We highly appreciate the time and effort that the reviewer has dedicated to provide valuable feedback on our manuscript. Thank you for giving us the opportunity to submit a revised draft of the manuscript. Please see below a point-by-point response to the reviewers’  comments and concerns.

Comment 1

I suggest the authors to formulate key research questions. This should ideally be addressed in the introductory section

Response 1

Thank you for this suggestion. We added the research questions to the introduction section: line 78-82:

[…] We examined the effect of offering the programme on weight, systolic blood pressure (SBP), cholesterol levels,  diet quality, physical activity, smoking and alcohol consumption in the target population. Furthermore, we examined goalsetting on lifestyle behaviour and self-reported achievement of goals. To examine the cost-benefit of implementing the programme we performed a cost-utility analysis.

Comment 2

Please highlight your main contributions in the introductory section.

Response 2

Thank you for this suggestion. In response to your suggestion we added the following to the introduction section, line 82-84:

 

[…] With this study, we provide new insights on the effects of offering a lifestyle intervention in a real-life primary care setting.

Comment 3

Please provide an analysis of data quality including the percentage of outliers that may exist in the data. How were the outliers handled?

Response 3

Outliers were handled by using a mixed model for the analysis: by taking the individual participant as a random effect and correcting for baseline values, the impact of outliers was limited. Before analysis, all outcome variables were assessed on normality by histograms. In response to the reviewer we performed an outlier analysis, which is attached to this response. 
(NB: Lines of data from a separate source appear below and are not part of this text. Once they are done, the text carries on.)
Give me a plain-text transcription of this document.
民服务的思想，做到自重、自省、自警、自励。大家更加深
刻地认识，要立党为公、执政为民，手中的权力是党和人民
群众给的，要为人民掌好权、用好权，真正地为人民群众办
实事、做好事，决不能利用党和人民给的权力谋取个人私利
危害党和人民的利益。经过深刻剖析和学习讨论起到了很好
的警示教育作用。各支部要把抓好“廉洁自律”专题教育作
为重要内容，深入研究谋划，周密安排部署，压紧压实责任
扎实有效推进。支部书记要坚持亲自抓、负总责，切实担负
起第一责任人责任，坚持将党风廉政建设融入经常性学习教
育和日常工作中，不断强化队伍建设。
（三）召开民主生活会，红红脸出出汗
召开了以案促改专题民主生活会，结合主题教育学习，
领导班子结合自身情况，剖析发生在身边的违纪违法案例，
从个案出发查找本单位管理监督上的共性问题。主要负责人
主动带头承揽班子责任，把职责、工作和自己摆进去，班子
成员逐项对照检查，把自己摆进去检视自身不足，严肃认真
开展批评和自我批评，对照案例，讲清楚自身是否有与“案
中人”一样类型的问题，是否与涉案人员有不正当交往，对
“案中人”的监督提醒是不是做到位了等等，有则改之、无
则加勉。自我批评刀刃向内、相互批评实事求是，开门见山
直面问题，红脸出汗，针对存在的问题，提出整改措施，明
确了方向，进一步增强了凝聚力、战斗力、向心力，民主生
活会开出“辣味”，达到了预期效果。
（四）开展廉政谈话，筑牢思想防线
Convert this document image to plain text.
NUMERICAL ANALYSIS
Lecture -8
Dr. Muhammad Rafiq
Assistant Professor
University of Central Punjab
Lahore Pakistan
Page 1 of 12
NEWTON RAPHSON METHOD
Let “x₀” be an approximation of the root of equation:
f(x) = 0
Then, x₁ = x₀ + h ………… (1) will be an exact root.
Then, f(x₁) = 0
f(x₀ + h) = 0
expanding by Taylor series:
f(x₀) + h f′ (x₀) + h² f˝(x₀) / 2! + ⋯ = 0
Author Response File: Author Response.pdf

Round 2

Reviewer 1 Report

The manuscript can be accepted this form.

Author Response

We thank the reviewer for his/her positive opinion on our manuscript. 

Reviewer 2 Report

This manuscript describes a clinical trial in which 787 patients with or without cardiovascular risks were enrolled, and lifestyle intervention were given to 40 patients with cardiovascular risks. The authors found no significant benefits in cardiovascular disease from the lifestyle intervention from a follow-up of up to 24 months. This study focuses on the short/long-term benefits of healthy lifestyle intervention in patients from the developed area, which brings some scientific significance. The authors responded well to my questions and made some revisions. After explanations, the conclusion is less vulnerable. Overall, the manuscript offers abundant data and the tables and figures are logically organized.

Author Response

We thank the reviewer for his/her positive feedback on our revisions. 

Reviewer 3 Report

There appears to be an issue with the reference section. The majority of the references have vanished. Kindly correct it.

Author Response

We thank the reviewer for his/her valuable comment. The configuration of the references between version 1 of the manuscript and the revised version unfortunately failed.  We corrected this in the current version.